In one sense, the results leave Bohr’s side of the argument about quantum reality stronger. There is a tight correlation between the state of the control photon, representing the nature of the measurement, and the system photon, representing the state of reality. Make for more of a particle measurement, and you’ll measure something more like a particle, and vice versa. As in earlier experiments, a hidden-reality theory à la Einstein cannot explain the results.

But in another sense, we are left grappling for words. “Our experiment defies the conventional boundaries set by the complementarity principle,” says Li. Ionicioiu agrees. “Complementarity shows only the two ends, black and white, of a spectrum between particle and wave,” he says. “This experiment allows us to see the shades of grey in between.”

So, has Bohr been proved wrong too? Johannes Kofler of the Max Planck Institute of Quantum Optics in Garching, Germany, doesn’t think so. “I’m really very, very sure that he would be perfectly fine with all these experiments,” he says. The complementarity principle is at the heart of the “Copenhagen interpretation” of quantum mechanics, named after Bohr’s home city, which essentially argues that we see a conflict in such results only because our minds, attuned as they are to a macroscopic, classically functioning cosmos, are not equipped to deal with the quantum world. “The Copenhagen interpretation, from the very beginning, didn’t demand any ‘realistic’ world view of the quantum system,” says Kofler.

The outcomes of the latest experiments simply bear that out. “Particle” and “wave” are concepts we latch on to because they seem to correspond to guises of matter in our familiar, classical world. But attempting to describe true quantum reality with these or any other black-or-white concepts is an enterprise doomed to failure.

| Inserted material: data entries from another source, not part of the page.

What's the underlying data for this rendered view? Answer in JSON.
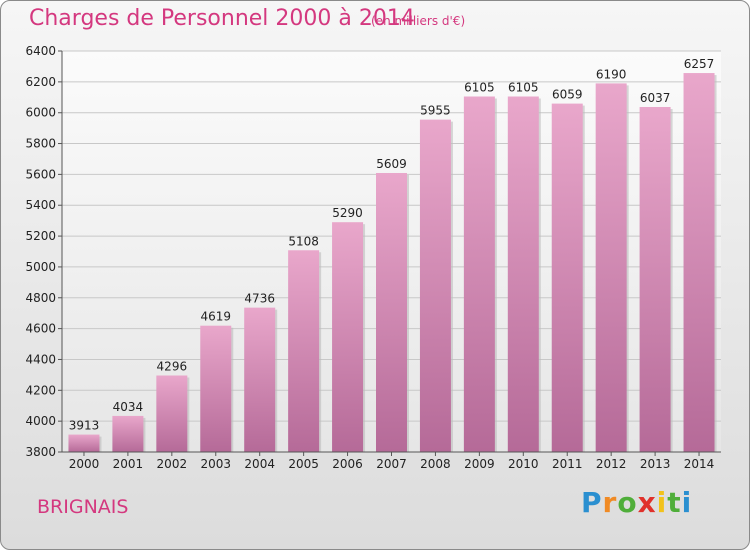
{
  "header": {
    "title": "Charges de Personnel 2000 à 2014",
    "subtitle": "(en milliers d'€)"
  },
  "footer": {
    "city": "BRIGNAIS",
    "logo_text": "Proxiti"
  },
  "colors": {
    "title": "#d4387f",
    "bar_top": "#e9a7cb",
    "bar_bottom": "#b56a98",
    "grid": "#c8c8c8"
  },
  "chart_data": {
    "type": "bar",
    "title": "Charges de Personnel 2000 à 2014",
    "subtitle": "(en milliers d'€)",
    "xlabel": "",
    "ylabel": "",
    "categories": [
      "2000",
      "2001",
      "2002",
      "2003",
      "2004",
      "2005",
      "2006",
      "2007",
      "2008",
      "2009",
      "2010",
      "2011",
      "2012",
      "2013",
      "2014"
    ],
    "values": [
      3913,
      4034,
      4296,
      4619,
      4736,
      5108,
      5290,
      5609,
      5955,
      6105,
      6105,
      6059,
      6190,
      6037,
      6257
    ],
    "ylim": [
      3800,
      6400
    ],
    "yticks": [
      3800,
      4000,
      4200,
      4400,
      4600,
      4800,
      5000,
      5200,
      5400,
      5600,
      5800,
      6000,
      6200,
      6400
    ],
    "grid": true,
    "legend": "none"
  }
}
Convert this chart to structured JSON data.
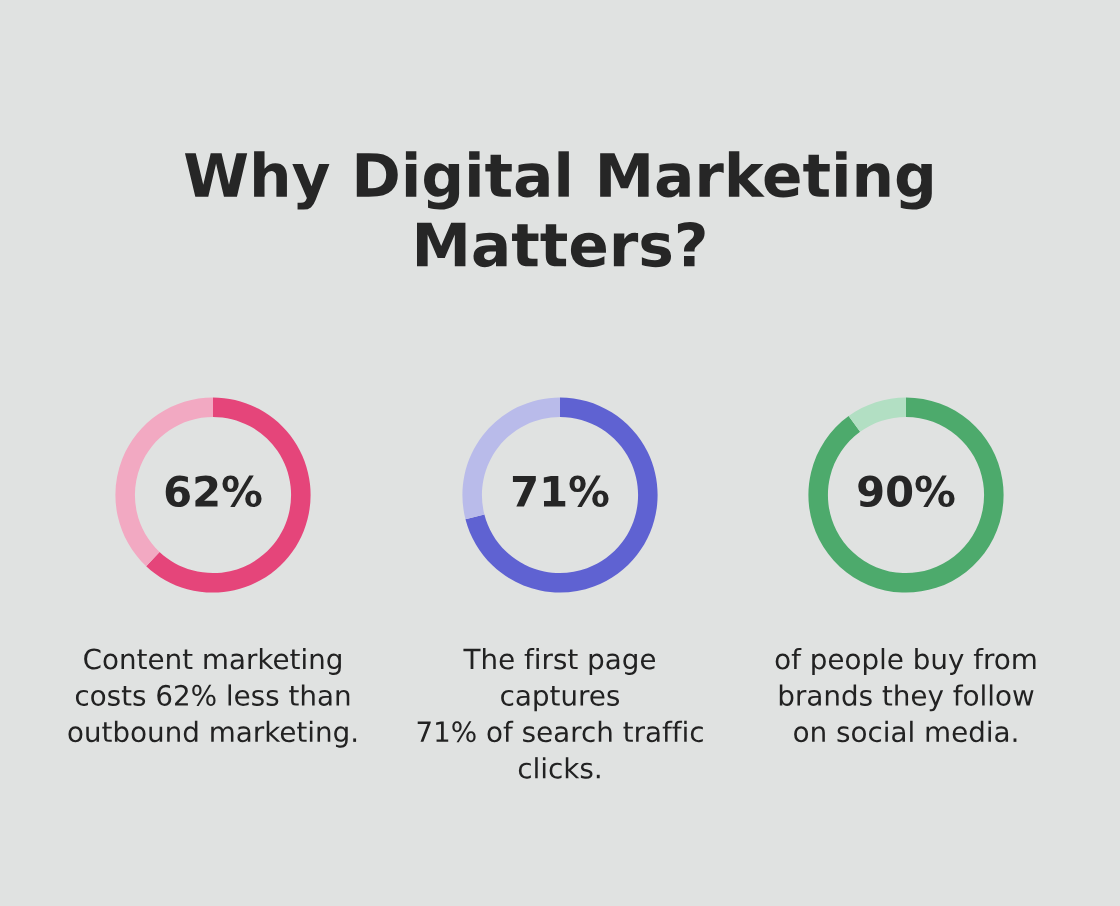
{
  "chart_data": [
    {
      "type": "donut",
      "title": "Why Digital Marketing\nMatters?",
      "categories": [
        null,
        null
      ],
      "values": [
        62,
        38
      ],
      "colors": [
        "#e5457a",
        "#f2a9c2"
      ],
      "annotations": [
        "62%",
        "Content marketing\ncosts 62% less than\noutbound marketing."
      ]
    },
    {
      "type": "donut",
      "categories": [
        null,
        null
      ],
      "values": [
        71,
        29
      ],
      "colors": [
        "#5f62d2",
        "#b9bbea"
      ],
      "annotations": [
        "71%",
        "The first page\ncaptures\n71% of search traffic\nclicks."
      ]
    },
    {
      "type": "donut",
      "categories": [
        null,
        null
      ],
      "values": [
        90,
        10
      ],
      "colors": [
        "#4daa6c",
        "#b2dfc3"
      ],
      "annotations": [
        "90%",
        "of people buy from\nbrands they follow\non social media."
      ]
    }
  ]
}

It’s a notion that takes us straight back into Plato’s cave, says Ionicioiu. In the ancient Greek philosopher’s allegory, prisoners shackled in a cave see only shadows of objects cast onto a cave wall, never the object itself. A cylinder, for example, might be seen as a rectangle or a circle, or anything in between. Something similar is happening with the basic building blocks of reality. “Sometimes the photon looks like a wave, sometimes like a particle, or like anything in between,” says Ionicioiu. In reality, though, it is none of these things. What it is, though, we do not have the words or the concepts to express.

Now that is strange. And for quantum physicists, all in a day’s work.